Until a fee is official, legislative leaders for Middletown and Chadds Ford could not comment on the proposals.
“We pay property and state taxes that should be covering all residents of the commonwealth. It would seem at its face unfair for services we are paying for,” said Chadds Ford Board of Supervisors Chair Frank Murphy. He said he could not comment on the governor’s, or the legislators’, proposals until he thoroughly studied them to see their effect on township taxpayers.
The issue has been on the board’s radar, but it has not been an agenda item at meetings.
“We’re taking a cautious approach to see how this would impact the township,” said Murphy.
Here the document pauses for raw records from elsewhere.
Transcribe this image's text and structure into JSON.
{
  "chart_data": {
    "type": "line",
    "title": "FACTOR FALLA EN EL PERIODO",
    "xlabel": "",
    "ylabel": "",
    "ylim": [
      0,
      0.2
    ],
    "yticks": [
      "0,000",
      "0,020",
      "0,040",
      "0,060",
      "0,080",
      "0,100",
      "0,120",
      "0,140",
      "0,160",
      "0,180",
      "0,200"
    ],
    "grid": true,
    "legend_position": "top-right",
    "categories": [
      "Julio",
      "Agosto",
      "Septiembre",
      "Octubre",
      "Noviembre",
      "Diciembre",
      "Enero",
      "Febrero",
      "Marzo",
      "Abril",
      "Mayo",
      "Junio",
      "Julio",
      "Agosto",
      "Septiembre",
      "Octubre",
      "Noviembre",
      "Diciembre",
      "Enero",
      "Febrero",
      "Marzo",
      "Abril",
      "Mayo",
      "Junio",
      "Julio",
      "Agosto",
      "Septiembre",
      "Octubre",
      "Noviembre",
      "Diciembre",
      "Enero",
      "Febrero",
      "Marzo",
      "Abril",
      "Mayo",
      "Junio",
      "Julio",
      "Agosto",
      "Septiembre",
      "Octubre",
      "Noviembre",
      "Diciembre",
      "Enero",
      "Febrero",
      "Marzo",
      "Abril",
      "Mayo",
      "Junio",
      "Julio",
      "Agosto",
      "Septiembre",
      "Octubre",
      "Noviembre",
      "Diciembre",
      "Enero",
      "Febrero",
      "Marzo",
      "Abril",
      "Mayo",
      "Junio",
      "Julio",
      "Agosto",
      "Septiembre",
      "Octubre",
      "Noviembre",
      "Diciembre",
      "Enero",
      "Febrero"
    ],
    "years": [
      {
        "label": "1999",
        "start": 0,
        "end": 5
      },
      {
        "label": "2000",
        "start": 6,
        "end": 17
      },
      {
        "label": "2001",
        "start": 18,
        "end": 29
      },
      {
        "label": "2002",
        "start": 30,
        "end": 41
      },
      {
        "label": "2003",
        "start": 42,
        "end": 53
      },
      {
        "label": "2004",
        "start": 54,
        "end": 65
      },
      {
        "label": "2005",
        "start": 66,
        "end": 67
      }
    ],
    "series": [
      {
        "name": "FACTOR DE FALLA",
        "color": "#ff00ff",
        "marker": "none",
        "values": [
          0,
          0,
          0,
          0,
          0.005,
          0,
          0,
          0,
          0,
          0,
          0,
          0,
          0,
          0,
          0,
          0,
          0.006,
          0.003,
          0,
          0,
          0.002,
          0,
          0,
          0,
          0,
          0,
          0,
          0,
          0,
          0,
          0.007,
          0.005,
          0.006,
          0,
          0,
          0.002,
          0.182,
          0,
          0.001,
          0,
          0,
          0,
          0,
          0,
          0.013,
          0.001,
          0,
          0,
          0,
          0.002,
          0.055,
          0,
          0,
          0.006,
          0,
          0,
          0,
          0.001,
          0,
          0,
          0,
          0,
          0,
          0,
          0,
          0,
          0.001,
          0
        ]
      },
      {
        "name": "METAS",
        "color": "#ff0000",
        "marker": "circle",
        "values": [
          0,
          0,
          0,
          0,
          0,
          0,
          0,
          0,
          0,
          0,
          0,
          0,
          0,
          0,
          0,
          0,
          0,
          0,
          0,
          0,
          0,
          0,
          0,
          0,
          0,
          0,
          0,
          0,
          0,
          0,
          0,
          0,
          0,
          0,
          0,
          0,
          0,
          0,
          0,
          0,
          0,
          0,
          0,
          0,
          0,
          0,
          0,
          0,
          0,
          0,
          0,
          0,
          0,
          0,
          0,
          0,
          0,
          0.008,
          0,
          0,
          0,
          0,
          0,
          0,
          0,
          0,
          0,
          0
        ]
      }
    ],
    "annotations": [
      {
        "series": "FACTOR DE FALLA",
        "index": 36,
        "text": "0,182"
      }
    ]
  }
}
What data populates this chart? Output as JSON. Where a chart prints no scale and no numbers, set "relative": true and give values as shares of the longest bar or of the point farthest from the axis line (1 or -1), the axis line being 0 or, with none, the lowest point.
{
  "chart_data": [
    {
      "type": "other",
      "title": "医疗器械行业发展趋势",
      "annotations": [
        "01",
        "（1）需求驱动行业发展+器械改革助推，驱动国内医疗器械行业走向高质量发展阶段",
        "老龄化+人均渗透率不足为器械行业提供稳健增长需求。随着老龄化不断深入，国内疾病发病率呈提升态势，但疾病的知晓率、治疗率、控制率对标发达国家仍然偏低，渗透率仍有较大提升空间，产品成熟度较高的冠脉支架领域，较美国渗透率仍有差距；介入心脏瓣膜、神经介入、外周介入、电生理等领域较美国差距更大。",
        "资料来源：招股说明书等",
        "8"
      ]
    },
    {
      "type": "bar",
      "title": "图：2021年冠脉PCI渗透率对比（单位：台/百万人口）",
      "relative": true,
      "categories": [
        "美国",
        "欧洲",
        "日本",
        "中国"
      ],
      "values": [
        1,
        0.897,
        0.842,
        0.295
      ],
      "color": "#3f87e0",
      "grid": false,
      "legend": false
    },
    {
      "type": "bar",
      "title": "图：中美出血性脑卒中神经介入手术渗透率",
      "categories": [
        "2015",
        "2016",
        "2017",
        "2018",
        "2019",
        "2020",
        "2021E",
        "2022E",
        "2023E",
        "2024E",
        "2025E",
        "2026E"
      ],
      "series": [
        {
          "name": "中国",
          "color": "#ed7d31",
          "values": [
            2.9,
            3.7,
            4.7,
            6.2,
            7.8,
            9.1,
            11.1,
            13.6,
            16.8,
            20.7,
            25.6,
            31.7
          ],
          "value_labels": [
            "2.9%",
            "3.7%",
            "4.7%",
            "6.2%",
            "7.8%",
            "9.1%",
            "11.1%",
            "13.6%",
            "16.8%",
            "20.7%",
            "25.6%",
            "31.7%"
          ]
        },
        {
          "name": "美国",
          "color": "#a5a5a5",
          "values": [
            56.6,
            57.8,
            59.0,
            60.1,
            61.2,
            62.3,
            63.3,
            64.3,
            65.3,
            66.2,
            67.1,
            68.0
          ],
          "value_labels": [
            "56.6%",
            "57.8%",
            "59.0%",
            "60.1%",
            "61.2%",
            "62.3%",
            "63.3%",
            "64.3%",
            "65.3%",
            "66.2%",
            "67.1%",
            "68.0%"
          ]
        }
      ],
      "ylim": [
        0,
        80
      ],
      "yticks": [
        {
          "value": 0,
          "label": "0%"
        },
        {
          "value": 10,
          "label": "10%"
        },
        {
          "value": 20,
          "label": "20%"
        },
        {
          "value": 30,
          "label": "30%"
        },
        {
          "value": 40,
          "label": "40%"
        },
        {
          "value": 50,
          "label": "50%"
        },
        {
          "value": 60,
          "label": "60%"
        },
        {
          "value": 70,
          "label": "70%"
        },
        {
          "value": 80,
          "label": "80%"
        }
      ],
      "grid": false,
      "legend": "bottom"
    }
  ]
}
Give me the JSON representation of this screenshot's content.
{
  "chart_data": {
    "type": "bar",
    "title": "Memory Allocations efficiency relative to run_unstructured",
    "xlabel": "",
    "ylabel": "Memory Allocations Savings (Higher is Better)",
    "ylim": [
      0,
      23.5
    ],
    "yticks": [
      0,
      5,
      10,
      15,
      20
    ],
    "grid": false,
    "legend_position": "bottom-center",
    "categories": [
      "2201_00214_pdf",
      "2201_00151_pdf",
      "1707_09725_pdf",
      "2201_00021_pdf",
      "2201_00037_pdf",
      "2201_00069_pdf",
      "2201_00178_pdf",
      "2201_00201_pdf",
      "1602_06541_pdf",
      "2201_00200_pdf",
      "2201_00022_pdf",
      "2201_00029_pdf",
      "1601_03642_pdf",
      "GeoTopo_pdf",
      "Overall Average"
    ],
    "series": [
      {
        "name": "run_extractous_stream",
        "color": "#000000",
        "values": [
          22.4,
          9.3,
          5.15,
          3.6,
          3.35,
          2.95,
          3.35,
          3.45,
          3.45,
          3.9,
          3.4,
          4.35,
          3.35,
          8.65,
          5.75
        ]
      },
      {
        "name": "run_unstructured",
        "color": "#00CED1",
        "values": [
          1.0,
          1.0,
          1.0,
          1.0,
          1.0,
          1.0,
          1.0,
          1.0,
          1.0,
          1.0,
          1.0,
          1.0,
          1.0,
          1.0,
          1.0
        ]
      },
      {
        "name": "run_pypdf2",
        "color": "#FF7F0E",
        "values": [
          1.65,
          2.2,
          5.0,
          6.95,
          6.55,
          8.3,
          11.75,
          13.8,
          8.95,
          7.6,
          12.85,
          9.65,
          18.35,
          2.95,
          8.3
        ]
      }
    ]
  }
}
“We’re waiting to see if these move forward, but we’re thrilled with state police coverage and look forward to that,” added Middletown Township Council Chair Mark Kirchgasser.
Kirchgasser said the talk of paying for state police service is nothing new in his 15-year tenure on council, the topic coming up annually.
“Based on the level of discussions something may have come around, but it continues to get bat around the legislature,” he said. “If, ultimately, a cost structure is passed by the state, we will look at the way to best provide services.”
A deficiency in state police coverage and a cost disadvantage to utilize state police are two points that Kirchgasser said would develop talks to weight other options. The former, especially, has not occurred.
“We are extremely happy with the coverage we receive and the excellent relationship with the fire department and emergency services,” said Kirchgasser.
Leaders from the other state police-covered areas in the county could not be reached for comment.
Accordin to the governor's executive budget summary for the next fiscal year, the state police budget is projected at $1.3 billion, but $737.6 million is expected from the Motor License Fund, which is a fund used for road infrastructure projects in the state. Taking away from the fund for state police operations has cost $4.2 billion in road and bridge repair according to an April 2019 audit by Auditor General Eugene DePasquale.
“That $4.25 billion could have cut that list (of repairs) in half and if PennDOT could use all of the gas tax money for roads and bridges we could get that number to zero in about 5 years,” said DePasquale in a news release. Approximately $800 million of the Motor License Fund was put toward the state police in 2017-18 alone.
Appropriations from MLF to PSP are expected to decrease to $500 million in 2027-28.
“The PSP is using Motor License Fund dollars to help fund those patrols and everyone is missing out on road and bridge repair projects that would improve public safety for all,” said Rep. Sturla in a June 11 press release released by the governor’s office. “Charging a reasonable fee for the exemplary service the PSP provides will give them the resources needed to provide those services while preserving public safety.”
If incorporated into the budget, or as state law, the fees would generate over $100 million in revenue to provide for state police operations, services and cadet classes according to the governor’s office.
To collect the money the state would send an invoice to each municipality by Dec. 1 of each year stating the payment due in accordance with the fee schedule established in the respective bills. Municipalities are to pay these bills no later than April 1. The fee will increase annually if the Consumer Price Index for All Urban Consumers (CPI-U) for the Philadelphia-Camden-Wilmington, Pennsylvania-New Jersey-Delaware-Maryland area rises, but will otherwise stay flat.
State Police Commissioner Col. Robert Evanchick said such a fee will start to close a budget gap for the agency.
“This proposal simply asks the municipalities that do not fund a police department to begin to share in the cost that their neighbors already shoulder,” he said.